Où je n'ai pas réussi à interpréter les poses des modèles en fonction des consignes mais où je vais malgré tout jusqu'à être satisfaite, et parfois même carrément contente, de mon coup de crayon. Je peine encore avec les contrastes mais je prends grand plaisir à dessiner les chevelures, les nuques, les gorges, la courbe des seins et celle du dos.


samedi 25 avril 2015

À l'origine

À l'origine de l'alphabet il y a des dessins. Des silhouettes humaines, animales, des parties de corps, des objets… De ce que j'ai compris en cherchant à en savoir un peu plus les avis des spécialistes diffèrent pour désigner celui dont est directement issu le nôtre mais, pour résumer, ils s'accordent à dire que la lettre A vient d'une tête de taureau, le L représente au départ une crosse, le O un œil, voire une pupille, les lettres I, J et Y ont une base commune – l'avant-bras ou, selon les versions, la main –, de même que les lettres G et Z avec des lames croisées, le N était un serpent, le E un homme en prière dont la silhouette a été basculée.
«À l'origine» est cette année le thème commun à tous les ateliers Beaux-Arts et a donc rythmé ce dernier demi-trimestre. Le résultat de nos travaux sera exposé avant la fermeture estivale.
Puisque les corps ont donné les lettres, il fallait maintenant que les lettres retrouvent leurs corps. L'exercice n'a pas toujours été aisé, je n'ai pas toujours été satisfaite de mes traits ni toujours réussi à rendre le message des corps  – une histoire de décalage entre ce que mon cerveau imagine et la façon dont ma main le traduit –, mais j'ai aussi entendu des mots comme «sensible», «sensuel», et des comparaisons à des artistes que jamais je n'égalerai mais qui ne m'en ont pas moins fait rosir de plaisir.
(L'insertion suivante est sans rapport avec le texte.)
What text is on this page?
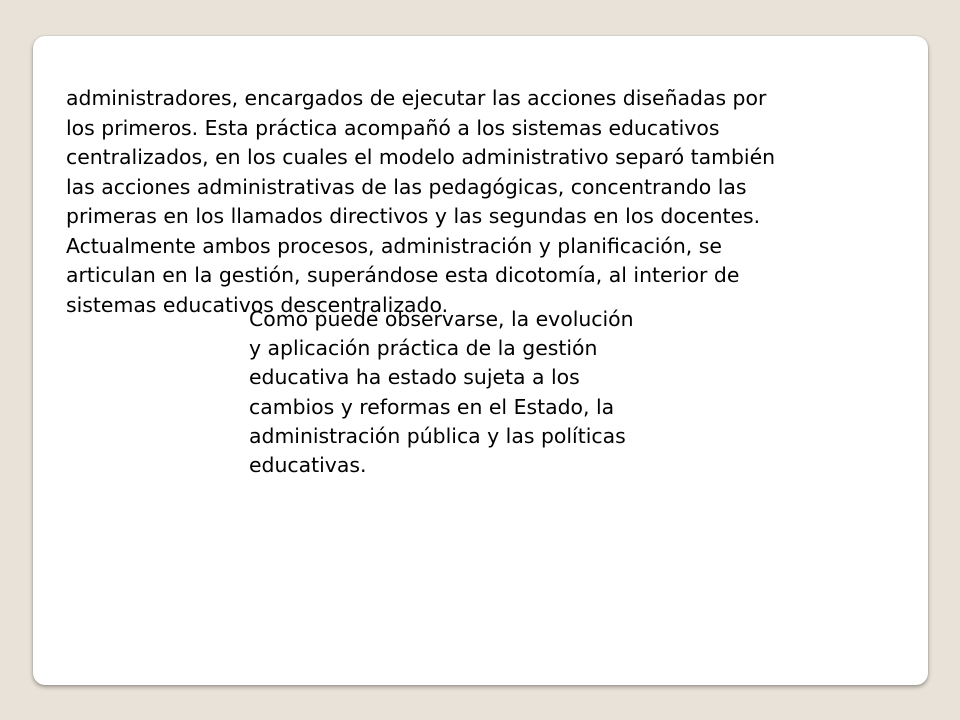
administradores, encargados de ejecutar las acciones diseñadas por
los primeros. Esta práctica acompañó a los sistemas educativos
centralizados, en los cuales el modelo administrativo separó también
las acciones administrativas de las pedagógicas, concentrando las
primeras en los llamados directivos y las segundas en los docentes.
Actualmente ambos procesos, administración y planificación, se
articulan en la gestión, superándose esta dicotomía, al interior de
sistemas educativos descentralizado.

Como puede observarse, la evolución
y aplicación práctica de la gestión
educativa ha estado sujeta a los
cambios y reformas en el Estado, la
administración pública y las políticas
educativas.
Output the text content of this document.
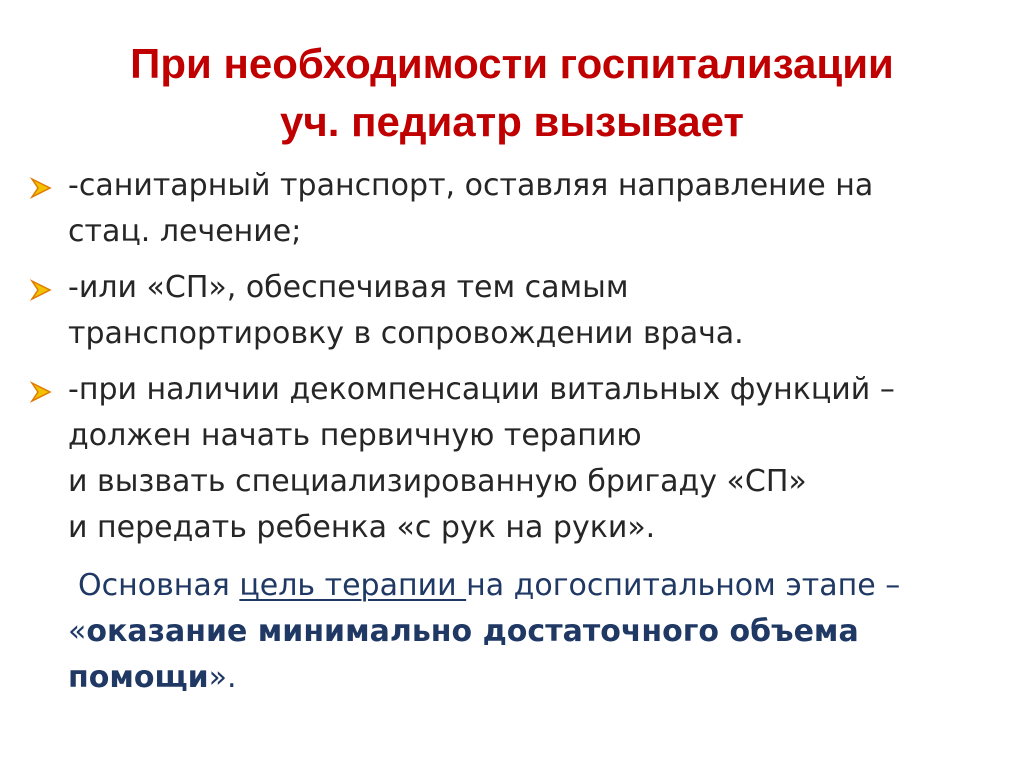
При необходимости госпитализации
уч. педиатр вызывает
-санитарный транспорт, оставляя направление на
стац. лечение;
-или «СП», обеспечивая тем самым
транспортировку в сопровождении врача.
-при наличии декомпенсации витальных функций –
должен начать первичную терапию
и вызвать специализированную бригаду «СП»
и передать ребенка «с рук на руки».
Основная цель терапии на догоспитальном этапе –
«оказание минимально достаточного объема
помощи».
J'ai manqué le cours traitant des premières lettres, pas les suivants.
  
  Premier profil fidèle au modèle. Je n'étais pas peu fière…




 


Différentes poses pour différentes lettres…
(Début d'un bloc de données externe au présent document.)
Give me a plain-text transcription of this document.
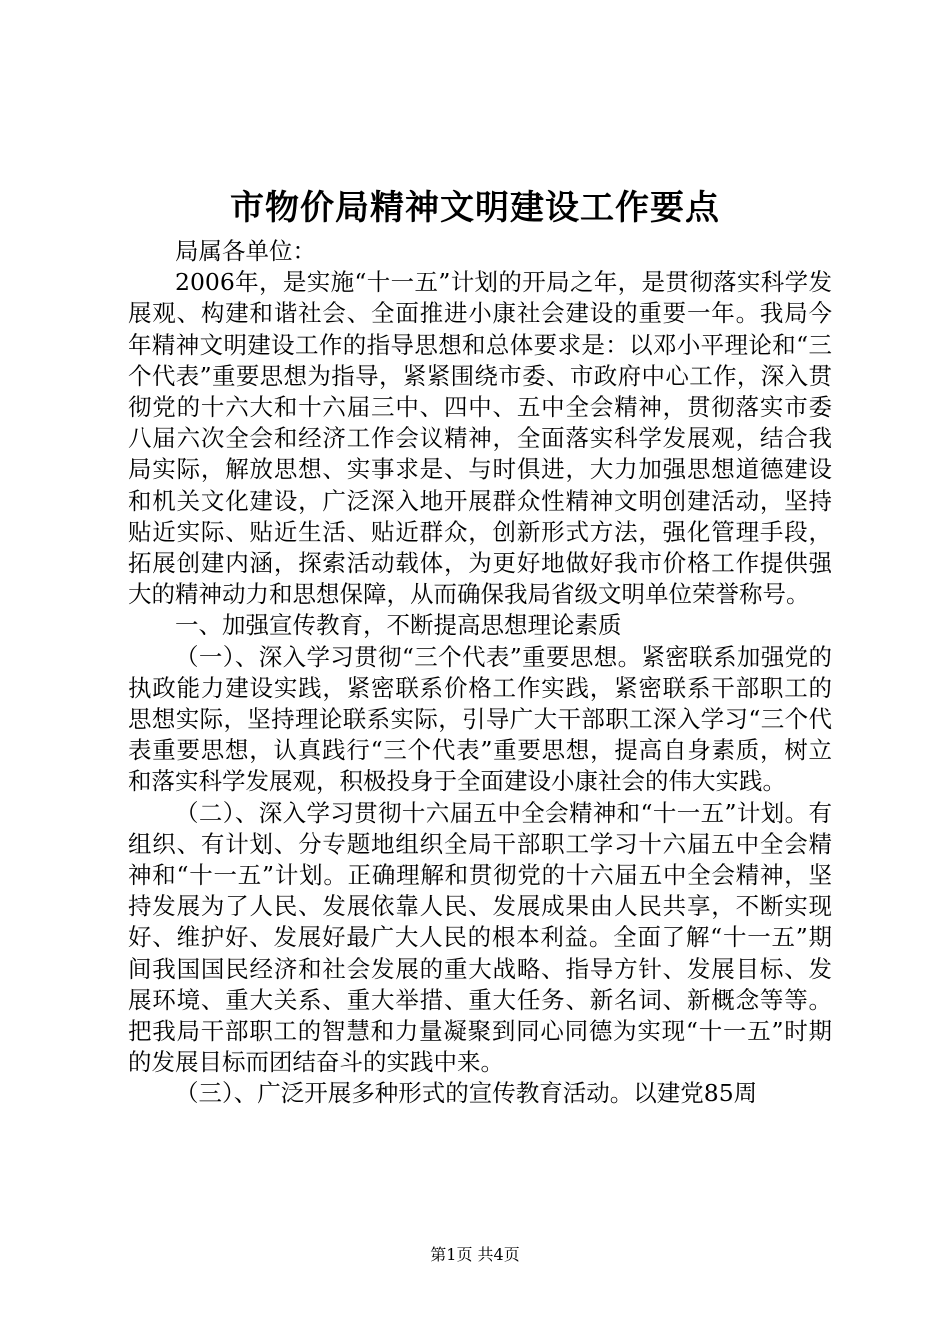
市物价局精神文明建设工作要点

局属各单位：

2006年，是实施“十一五”计划的开局之年，是贯彻落实科学发展观、构建和谐社会、全面推进小康社会建设的重要一年。我局今年精神文明建设工作的指导思想和总体要求是：以邓小平理论和“三个代表”重要思想为指导，紧紧围绕市委、市政府中心工作，深入贯彻党的十六大和十六届三中、四中、五中全会精神，贯彻落实市委八届六次全会和经济工作会议精神，全面落实科学发展观，结合我局实际，解放思想、实事求是、与时俱进，大力加强思想道德建设和机关文化建设，广泛深入地开展群众性精神文明创建活动，坚持贴近实际、贴近生活、贴近群众，创新形式方法，强化管理手段，拓展创建内涵，探索活动载体，为更好地做好我市价格工作提供强大的精神动力和思想保障，从而确保我局省级文明单位荣誉称号。

一、加强宣传教育，不断提高思想理论素质

（一）、深入学习贯彻“三个代表”重要思想。紧密联系加强党的执政能力建设实践，紧密联系价格工作实践，紧密联系干部职工的思想实际，坚持理论联系实际，引导广大干部职工深入学习“三个代表重要思想，认真践行“三个代表”重要思想，提高自身素质，树立和落实科学发展观，积极投身于全面建设小康社会的伟大实践。

（二）、深入学习贯彻十六届五中全会精神和“十一五”计划。有组织、有计划、分专题地组织全局干部职工学习十六届五中全会精神和“十一五”计划。正确理解和贯彻党的十六届五中全会精神，坚持发展为了人民、发展依靠人民、发展成果由人民共享，不断实现好、维护好、发展好最广大人民的根本利益。全面了解“十一五”期间我国国民经济和社会发展的重大战略、指导方针、发展目标、发展环境、重大关系、重大举措、重大任务、新名词、新概念等等。把我局干部职工的智慧和力量凝聚到同心同德为实现“十一五”时期的发展目标而团结奋斗的实践中来。

（三）、广泛开展多种形式的宣传教育活动。以建党85周

第1页 共4页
Le modèle prévu est arrivé en retard ce jour-là, l'une de nous a pris la relève au pied levé.

J'aime la sensation du fusain ou de la sanguine sur le papier mais une certaine lassitude, la sensation de toujours faire la même chose magré la diversité des modèles et de leurs propositions m'a envahie en cette fin de trimestre, me donnant peut-être le cran de franchir une nouvelle étape : employer l'aquarelle ou l'encre de Chine avec moins d'appréhension, étrenner plumes et calames ou même, soyons fous, aborder la gouache.
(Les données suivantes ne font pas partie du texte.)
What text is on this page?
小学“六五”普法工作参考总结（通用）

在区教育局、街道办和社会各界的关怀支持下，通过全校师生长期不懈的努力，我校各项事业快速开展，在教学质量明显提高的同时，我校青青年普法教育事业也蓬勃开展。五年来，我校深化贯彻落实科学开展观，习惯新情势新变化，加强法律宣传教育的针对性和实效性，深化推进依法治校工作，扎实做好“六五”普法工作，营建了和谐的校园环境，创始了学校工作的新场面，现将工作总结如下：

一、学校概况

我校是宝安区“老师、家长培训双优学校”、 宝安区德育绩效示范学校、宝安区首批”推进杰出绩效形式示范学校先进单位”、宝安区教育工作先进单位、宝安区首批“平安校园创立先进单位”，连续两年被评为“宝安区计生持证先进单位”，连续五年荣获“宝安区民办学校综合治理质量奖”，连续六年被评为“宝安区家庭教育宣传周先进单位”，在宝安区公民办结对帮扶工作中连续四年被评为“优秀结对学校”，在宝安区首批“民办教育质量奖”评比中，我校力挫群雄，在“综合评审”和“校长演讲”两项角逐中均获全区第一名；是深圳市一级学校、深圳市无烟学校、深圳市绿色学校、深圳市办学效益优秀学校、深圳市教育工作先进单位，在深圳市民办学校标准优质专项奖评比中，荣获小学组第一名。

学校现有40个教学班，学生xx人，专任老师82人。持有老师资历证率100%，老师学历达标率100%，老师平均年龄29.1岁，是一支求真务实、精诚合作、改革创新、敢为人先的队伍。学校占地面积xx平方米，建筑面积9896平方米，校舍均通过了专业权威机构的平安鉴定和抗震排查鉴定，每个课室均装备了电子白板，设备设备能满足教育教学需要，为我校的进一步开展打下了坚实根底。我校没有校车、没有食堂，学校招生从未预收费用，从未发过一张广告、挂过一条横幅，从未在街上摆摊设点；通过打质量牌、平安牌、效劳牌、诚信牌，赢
Mine de plomb, feutre, aquarelle.

Dernière séance avant les vacances de printemps, sans thème particulier. Guadalupe s'est parée d'une coiffe en tulle noir et s'est orné le torse et les bras d'une espèce de harnais avant de prendre la pose en toute majesté.



À l'exception de celles de Guadalupe pour lesquelles nous avons disposé de sept minutes, chaque pose a été saisie en cinq minutes. Visuels issus de l'ouvrage de Marc-Alain Ouaknin, Les Mystères de l'alphabet, Assouline.